En
la década de 1990, la producción de vino, que había sido de blancos en
un 70% y de tintos en un 30%, cambió a un 60% de tintos y un 40% de
blancos, en atención a los nuevos gustos. Han
venido al país fabricantes de vinos y consultores internacionales para
mejorar la calidad global y asesorar sobre los tipos de uvas que
cultivar, dónde plantar las cepas y cómo elaborar vinos de talla
mundial. Los
viticultores han invertido en equipamientos de última generación y
técnicas modernas han reemplazado a métodos menos profesionales. En esta época han proliferado las bodegas a lo largo y ancho del país. De hecho, el 85% de todas las que operan actualmente en Israel se han fundado en la última década.
En
la actualidad hay más de 25 bodegas comerciales y más de 150 bodegas de
venta de vinos en Israel, donde elaborar vinos se ha convertido en la
obsesión personal de viticultores que intentan producir los mejores
vinos del mundo. Con
independencia de esta explosión apasionante de tiendas de reciente
creación, las tres bodegas más grandes del país representan el 75% de la
cosecha anual; las cinco mayores, el 84% de la cosecha; y las 11
mayores, el 95% de la cosecha anual total.

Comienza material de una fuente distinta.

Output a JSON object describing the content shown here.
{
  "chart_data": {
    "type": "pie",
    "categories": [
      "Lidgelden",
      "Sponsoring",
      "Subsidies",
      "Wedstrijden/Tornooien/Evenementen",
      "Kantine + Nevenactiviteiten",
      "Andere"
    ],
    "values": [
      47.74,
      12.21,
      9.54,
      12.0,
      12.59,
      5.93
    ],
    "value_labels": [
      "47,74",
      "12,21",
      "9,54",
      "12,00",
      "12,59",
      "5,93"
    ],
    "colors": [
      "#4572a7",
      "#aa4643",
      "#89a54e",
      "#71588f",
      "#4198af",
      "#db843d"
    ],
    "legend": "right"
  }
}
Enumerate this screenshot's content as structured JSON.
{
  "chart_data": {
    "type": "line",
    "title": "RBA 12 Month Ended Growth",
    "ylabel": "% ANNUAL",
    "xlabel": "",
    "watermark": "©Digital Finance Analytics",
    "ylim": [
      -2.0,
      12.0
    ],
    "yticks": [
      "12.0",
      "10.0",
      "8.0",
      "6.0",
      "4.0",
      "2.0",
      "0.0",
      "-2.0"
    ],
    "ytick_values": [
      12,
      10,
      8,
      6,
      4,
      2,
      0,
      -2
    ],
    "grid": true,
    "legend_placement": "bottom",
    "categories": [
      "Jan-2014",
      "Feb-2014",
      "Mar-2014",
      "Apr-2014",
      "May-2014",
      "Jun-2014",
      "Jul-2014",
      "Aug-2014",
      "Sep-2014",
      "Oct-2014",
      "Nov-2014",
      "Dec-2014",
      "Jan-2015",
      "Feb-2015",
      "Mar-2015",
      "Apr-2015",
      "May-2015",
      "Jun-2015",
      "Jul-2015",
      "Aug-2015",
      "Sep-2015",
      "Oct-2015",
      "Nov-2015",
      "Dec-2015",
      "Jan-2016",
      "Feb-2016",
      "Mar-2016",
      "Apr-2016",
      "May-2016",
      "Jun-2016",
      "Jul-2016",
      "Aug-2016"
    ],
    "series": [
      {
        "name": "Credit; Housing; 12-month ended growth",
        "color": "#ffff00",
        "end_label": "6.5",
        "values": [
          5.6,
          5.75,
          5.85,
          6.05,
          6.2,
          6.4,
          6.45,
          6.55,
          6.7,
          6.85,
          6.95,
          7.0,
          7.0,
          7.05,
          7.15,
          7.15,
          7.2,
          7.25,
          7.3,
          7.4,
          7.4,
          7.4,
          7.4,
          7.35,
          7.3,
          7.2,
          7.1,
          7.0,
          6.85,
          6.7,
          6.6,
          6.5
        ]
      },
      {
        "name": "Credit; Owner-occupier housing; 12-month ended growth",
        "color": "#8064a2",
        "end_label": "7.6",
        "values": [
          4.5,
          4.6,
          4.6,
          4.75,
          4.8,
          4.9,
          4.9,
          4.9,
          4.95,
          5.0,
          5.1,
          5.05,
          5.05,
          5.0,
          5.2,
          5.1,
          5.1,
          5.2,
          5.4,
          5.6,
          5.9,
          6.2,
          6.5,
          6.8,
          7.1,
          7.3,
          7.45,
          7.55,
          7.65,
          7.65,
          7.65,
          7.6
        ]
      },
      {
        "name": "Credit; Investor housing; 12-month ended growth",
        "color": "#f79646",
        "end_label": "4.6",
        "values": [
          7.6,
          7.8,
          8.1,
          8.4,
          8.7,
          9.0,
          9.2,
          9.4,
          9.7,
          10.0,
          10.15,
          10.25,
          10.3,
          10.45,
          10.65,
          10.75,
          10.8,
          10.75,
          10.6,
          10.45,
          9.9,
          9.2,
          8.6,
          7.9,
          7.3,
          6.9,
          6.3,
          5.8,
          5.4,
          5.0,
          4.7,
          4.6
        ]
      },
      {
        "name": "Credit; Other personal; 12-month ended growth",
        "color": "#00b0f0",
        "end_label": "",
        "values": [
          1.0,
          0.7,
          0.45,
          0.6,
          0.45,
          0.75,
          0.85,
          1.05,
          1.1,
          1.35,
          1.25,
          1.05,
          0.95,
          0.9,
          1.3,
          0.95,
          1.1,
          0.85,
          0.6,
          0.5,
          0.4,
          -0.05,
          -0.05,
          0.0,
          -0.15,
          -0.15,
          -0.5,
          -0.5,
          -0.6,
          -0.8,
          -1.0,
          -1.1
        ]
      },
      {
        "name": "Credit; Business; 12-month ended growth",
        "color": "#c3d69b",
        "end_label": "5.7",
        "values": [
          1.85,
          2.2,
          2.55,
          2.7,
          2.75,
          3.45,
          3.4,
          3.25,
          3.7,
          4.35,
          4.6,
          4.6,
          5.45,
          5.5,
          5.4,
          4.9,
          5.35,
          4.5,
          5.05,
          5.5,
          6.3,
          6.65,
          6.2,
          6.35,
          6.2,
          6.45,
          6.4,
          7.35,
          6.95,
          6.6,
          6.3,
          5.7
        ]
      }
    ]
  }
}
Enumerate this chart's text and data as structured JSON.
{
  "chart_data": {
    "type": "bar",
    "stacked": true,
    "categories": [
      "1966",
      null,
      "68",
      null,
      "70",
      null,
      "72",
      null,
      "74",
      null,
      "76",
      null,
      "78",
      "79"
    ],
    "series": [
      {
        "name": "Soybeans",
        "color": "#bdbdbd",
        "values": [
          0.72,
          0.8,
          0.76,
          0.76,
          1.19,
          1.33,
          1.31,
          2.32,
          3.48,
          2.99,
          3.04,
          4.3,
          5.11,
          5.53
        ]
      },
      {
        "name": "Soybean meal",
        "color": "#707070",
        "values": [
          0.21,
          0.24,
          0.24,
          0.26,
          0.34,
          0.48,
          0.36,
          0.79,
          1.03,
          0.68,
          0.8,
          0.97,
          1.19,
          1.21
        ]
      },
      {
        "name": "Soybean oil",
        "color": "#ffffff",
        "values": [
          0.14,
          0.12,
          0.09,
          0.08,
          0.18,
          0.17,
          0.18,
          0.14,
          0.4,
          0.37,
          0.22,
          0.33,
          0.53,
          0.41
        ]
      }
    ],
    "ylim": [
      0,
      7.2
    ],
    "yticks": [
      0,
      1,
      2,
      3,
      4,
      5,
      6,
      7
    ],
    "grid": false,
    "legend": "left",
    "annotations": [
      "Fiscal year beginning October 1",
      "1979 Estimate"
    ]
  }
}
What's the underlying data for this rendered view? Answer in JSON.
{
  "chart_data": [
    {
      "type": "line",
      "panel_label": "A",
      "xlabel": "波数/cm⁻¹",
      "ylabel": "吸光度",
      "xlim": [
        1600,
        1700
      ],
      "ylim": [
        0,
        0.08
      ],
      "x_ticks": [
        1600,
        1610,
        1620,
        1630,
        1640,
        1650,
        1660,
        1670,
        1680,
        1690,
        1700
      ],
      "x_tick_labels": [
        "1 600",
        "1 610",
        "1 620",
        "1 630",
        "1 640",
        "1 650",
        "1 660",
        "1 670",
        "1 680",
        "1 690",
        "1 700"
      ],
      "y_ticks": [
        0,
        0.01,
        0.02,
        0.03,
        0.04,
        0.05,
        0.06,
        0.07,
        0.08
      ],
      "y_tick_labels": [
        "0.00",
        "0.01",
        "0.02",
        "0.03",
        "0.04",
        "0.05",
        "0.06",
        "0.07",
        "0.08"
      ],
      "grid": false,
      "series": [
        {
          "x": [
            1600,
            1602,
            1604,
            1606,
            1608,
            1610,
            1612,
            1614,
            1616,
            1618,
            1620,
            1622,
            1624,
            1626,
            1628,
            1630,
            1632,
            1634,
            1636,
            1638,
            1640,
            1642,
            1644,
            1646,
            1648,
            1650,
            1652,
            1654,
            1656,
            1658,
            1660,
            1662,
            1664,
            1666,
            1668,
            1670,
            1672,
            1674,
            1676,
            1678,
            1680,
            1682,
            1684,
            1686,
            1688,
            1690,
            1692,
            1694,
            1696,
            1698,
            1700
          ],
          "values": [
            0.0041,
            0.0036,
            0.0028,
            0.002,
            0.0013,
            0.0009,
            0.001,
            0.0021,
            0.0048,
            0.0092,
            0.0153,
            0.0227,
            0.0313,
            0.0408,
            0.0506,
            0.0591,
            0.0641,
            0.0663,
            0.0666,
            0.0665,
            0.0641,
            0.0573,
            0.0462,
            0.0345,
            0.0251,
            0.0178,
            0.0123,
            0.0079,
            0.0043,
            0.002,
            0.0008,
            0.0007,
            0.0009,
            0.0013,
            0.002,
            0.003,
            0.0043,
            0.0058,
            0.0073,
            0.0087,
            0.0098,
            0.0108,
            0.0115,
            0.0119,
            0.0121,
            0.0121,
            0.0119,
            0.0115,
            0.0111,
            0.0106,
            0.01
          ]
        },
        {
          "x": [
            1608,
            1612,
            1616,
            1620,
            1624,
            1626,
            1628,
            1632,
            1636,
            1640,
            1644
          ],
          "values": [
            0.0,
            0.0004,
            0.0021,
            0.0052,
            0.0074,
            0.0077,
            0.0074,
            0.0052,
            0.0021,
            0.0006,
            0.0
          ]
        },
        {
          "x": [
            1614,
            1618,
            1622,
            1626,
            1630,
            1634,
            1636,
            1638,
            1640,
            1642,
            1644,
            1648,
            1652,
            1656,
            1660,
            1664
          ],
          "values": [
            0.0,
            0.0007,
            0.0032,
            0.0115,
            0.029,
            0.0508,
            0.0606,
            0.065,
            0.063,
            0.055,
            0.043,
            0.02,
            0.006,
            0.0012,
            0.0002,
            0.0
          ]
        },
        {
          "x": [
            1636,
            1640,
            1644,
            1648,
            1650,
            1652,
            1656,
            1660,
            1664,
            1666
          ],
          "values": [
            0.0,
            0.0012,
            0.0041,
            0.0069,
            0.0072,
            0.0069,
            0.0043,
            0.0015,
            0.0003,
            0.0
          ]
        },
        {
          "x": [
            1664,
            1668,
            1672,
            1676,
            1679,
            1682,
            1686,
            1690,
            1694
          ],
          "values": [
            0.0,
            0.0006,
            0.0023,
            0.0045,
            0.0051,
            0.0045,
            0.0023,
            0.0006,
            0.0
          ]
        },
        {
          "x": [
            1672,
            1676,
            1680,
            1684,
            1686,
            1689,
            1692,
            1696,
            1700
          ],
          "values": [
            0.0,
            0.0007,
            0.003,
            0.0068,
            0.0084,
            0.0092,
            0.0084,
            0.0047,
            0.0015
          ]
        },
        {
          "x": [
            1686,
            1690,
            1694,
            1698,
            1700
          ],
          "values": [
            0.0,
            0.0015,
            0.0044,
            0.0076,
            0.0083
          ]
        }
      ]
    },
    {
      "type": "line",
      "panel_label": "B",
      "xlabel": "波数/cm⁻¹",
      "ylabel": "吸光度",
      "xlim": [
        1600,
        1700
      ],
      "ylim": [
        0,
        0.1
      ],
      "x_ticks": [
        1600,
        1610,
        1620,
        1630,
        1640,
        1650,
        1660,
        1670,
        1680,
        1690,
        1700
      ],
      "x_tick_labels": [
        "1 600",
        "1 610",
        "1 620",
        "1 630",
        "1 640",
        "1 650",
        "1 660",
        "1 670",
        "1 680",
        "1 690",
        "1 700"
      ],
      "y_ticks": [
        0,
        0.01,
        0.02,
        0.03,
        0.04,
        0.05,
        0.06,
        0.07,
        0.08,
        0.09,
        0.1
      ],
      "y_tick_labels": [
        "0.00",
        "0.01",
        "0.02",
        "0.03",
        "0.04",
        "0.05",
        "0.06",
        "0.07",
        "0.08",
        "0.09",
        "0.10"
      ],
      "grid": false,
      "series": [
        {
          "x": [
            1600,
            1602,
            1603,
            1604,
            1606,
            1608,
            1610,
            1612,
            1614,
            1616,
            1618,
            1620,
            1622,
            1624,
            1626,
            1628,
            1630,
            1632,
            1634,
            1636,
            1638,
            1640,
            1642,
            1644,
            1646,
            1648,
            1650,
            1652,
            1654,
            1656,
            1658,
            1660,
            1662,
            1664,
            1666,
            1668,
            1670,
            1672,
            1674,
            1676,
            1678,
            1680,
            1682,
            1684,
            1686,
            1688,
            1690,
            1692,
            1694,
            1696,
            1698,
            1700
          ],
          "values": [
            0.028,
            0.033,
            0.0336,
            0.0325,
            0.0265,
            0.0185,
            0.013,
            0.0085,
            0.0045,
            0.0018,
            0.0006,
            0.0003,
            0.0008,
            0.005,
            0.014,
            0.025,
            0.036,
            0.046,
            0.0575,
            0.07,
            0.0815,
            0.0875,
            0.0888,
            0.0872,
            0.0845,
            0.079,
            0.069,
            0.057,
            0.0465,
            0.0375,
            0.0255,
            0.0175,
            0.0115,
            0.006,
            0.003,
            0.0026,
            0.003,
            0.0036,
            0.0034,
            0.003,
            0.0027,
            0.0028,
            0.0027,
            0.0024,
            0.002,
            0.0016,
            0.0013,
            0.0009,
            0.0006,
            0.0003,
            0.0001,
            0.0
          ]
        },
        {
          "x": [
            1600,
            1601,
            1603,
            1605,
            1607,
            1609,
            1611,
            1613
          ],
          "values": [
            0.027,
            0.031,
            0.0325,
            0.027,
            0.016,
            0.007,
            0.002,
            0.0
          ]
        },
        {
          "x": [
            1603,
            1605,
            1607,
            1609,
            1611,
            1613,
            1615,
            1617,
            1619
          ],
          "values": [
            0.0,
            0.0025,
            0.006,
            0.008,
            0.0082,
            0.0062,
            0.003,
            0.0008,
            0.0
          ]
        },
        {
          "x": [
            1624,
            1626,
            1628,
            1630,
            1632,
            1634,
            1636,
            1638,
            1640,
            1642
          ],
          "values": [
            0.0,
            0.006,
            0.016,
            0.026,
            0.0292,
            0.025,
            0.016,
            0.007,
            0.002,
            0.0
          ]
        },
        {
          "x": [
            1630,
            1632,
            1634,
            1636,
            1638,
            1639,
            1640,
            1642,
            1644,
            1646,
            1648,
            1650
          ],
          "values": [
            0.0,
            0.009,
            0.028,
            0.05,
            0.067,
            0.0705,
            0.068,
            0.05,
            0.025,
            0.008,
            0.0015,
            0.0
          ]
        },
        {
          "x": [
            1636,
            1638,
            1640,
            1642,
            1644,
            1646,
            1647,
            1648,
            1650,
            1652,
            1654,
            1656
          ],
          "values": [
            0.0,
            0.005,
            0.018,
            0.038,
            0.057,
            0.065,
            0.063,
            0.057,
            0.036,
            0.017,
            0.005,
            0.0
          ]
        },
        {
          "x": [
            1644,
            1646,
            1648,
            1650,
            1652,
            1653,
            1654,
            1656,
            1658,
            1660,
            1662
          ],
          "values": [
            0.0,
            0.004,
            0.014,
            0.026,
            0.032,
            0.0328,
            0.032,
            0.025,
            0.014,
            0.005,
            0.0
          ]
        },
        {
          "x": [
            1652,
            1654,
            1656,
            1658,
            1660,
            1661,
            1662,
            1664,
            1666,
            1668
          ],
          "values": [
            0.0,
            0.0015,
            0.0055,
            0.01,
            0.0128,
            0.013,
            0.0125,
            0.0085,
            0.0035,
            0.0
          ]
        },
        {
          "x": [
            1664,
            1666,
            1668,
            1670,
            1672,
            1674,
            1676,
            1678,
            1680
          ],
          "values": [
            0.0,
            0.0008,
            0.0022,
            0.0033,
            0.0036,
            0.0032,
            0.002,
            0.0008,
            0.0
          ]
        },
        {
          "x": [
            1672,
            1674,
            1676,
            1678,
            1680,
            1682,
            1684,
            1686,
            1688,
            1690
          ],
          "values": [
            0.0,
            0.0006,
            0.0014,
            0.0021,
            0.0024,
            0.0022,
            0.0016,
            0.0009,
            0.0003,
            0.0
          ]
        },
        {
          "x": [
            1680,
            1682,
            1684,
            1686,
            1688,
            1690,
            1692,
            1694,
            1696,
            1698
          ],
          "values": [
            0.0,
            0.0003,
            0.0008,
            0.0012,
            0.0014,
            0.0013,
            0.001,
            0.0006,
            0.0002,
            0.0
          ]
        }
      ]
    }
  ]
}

Datos sobre la industria vinícola:
Superficie: 3.800 hectáreas. (9.500 acres; 38. 000 dunams).
Cosecha en 2005: 45.483 toneladas.
Mercado vinícola en Israel: 175 millones de dólares (20% importaciones)
Consumo en Israel: 7 litros por persona
Exportaciones en 2005 de vinos israelíes (millones de dólares): 13,8 millones de dólares.
Principales importadores de vinos israelíes: 1. EE. UU.; 2. Francia; 3. Reino Unido; 4. Alemania; 5. Canadá.